Ruddlesden-Popper faults in LaNiO3/LaAlO3 superlattices

TL;DR

This study uses advanced microscopy and spectroscopy to analyze atomic-level defects in LaNiO3/LaAlO3 superlattices, revealing two types of Ruddlesden-Popper faults and their origins, which influence the material's properties.

Contribution

It identifies and characterizes two distinct Ruddlesden-Popper fault types in superlattices and links their formation to substrate steps and growth processes.

Findings

Two types of Ruddlesden-Popper faults identified

Faults induced by substrate steps and growth faults

Microstructure largely independent of layer thickness

Abstract

Scanning transmission electron microscopy in combination with electron energy-loss spectroscopy is used to study LaNiO3/LaAlO3 superlattices grown on (La,Sr)AlO4 with varying single-layer thicknesses which are known to control their electronic properties.
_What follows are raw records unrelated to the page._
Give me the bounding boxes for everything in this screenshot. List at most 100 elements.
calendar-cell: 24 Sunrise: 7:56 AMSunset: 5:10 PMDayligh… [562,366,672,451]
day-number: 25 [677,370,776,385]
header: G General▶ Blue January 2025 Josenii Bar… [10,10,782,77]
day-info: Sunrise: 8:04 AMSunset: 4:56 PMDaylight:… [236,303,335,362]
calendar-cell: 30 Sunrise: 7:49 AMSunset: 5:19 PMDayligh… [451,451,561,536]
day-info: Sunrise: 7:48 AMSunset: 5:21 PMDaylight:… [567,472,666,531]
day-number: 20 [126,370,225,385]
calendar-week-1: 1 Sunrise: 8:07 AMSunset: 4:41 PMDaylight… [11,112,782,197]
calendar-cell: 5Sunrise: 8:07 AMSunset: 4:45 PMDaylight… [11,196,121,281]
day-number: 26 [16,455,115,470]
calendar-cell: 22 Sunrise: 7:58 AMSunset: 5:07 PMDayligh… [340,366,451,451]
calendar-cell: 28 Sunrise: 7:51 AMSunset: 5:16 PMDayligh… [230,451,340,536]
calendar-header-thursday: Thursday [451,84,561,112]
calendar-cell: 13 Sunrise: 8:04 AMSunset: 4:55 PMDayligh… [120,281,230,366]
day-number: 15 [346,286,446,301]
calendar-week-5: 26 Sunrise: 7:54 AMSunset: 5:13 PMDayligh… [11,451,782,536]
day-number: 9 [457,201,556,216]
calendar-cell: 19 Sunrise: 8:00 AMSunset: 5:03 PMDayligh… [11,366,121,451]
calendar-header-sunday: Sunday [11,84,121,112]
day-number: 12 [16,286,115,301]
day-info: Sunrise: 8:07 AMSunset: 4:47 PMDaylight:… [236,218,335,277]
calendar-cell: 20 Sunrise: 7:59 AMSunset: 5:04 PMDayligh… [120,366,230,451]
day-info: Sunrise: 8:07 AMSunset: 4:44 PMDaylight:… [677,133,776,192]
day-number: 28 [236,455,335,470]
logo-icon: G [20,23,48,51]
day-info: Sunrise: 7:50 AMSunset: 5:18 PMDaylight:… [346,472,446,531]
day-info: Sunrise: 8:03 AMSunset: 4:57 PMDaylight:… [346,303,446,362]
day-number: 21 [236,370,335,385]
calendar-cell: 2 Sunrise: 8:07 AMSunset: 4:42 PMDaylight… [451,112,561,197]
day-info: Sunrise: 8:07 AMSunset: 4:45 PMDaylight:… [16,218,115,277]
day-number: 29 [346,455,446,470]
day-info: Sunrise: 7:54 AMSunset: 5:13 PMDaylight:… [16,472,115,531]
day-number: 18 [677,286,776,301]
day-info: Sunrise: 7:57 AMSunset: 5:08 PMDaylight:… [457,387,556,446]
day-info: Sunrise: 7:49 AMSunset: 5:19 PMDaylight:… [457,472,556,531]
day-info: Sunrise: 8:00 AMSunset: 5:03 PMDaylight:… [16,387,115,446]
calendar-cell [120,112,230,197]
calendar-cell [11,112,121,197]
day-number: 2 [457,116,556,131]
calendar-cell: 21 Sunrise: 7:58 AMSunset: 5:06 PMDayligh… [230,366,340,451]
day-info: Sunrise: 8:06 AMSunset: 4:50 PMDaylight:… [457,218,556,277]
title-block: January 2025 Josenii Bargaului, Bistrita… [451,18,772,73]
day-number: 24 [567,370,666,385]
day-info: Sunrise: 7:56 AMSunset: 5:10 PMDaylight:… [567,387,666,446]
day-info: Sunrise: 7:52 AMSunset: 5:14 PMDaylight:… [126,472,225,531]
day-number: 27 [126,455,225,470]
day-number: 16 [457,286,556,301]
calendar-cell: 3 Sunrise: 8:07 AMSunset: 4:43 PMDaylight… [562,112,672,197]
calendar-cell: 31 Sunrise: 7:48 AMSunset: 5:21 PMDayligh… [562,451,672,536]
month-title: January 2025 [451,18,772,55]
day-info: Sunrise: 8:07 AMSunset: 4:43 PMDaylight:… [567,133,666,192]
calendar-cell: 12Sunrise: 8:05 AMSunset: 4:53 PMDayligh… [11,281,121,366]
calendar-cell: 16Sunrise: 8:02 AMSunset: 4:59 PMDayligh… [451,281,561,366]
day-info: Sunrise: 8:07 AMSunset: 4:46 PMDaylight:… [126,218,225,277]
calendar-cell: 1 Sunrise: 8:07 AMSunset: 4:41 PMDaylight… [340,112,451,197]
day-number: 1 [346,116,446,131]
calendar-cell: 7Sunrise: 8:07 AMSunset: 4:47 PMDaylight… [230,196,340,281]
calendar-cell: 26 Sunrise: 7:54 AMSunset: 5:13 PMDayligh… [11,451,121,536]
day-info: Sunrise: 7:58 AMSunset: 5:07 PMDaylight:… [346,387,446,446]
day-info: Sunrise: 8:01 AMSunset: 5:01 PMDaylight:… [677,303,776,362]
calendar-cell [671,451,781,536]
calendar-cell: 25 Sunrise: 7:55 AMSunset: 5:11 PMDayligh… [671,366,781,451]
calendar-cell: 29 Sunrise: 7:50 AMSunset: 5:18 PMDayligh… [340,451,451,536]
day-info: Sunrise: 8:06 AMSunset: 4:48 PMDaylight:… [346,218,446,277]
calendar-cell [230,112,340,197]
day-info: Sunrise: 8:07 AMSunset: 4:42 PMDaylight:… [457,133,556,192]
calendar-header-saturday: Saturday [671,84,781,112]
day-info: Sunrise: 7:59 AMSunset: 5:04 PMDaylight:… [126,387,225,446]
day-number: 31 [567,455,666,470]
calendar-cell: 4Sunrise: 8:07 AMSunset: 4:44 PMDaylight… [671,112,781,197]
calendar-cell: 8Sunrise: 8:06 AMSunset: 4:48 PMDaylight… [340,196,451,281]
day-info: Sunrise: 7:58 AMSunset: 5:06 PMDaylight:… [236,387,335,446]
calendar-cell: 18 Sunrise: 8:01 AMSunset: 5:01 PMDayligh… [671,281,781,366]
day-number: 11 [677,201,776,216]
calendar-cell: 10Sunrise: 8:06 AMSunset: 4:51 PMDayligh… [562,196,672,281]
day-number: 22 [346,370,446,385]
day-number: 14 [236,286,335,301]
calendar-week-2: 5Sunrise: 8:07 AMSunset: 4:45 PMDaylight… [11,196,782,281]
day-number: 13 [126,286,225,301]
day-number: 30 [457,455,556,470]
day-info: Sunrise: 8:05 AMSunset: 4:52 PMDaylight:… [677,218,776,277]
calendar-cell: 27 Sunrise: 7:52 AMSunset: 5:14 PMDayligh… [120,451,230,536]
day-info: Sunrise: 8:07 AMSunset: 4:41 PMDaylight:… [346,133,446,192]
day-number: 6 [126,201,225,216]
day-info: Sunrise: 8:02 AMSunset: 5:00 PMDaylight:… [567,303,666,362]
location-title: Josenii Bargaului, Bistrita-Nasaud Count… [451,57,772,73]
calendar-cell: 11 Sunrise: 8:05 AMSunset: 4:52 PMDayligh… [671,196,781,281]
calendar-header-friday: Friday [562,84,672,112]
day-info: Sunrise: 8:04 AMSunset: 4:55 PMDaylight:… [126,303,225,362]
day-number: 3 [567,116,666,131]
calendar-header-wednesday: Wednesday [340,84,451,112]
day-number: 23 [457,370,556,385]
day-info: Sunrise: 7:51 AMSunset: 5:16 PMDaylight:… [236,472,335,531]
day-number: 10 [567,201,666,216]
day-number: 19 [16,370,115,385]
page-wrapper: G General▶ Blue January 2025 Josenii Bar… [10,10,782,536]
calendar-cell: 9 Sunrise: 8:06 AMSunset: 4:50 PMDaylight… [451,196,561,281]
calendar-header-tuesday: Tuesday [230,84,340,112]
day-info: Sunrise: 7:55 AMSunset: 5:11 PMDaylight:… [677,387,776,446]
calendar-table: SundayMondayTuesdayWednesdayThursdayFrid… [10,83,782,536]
The microstructure of the films is investigated on the atomic level and the role of observed defects is discussed in the context of the different properties. Two types of Ruddlesden-Popper faults are found which are either two or three dimensional. The common planar Ruddlesden-Popper fault is induced by steps on the substrate surface. In contrast, the three-dimensionally arranged Ruddlesden-Popper fault, whose size is in the nanometer range, is caused by the formation of local stacking faults during film growth. Furthermore, the interfaces of the superlattices are found to show different sharpness, but the microstructure does not depend substantially on the single-layer thickness.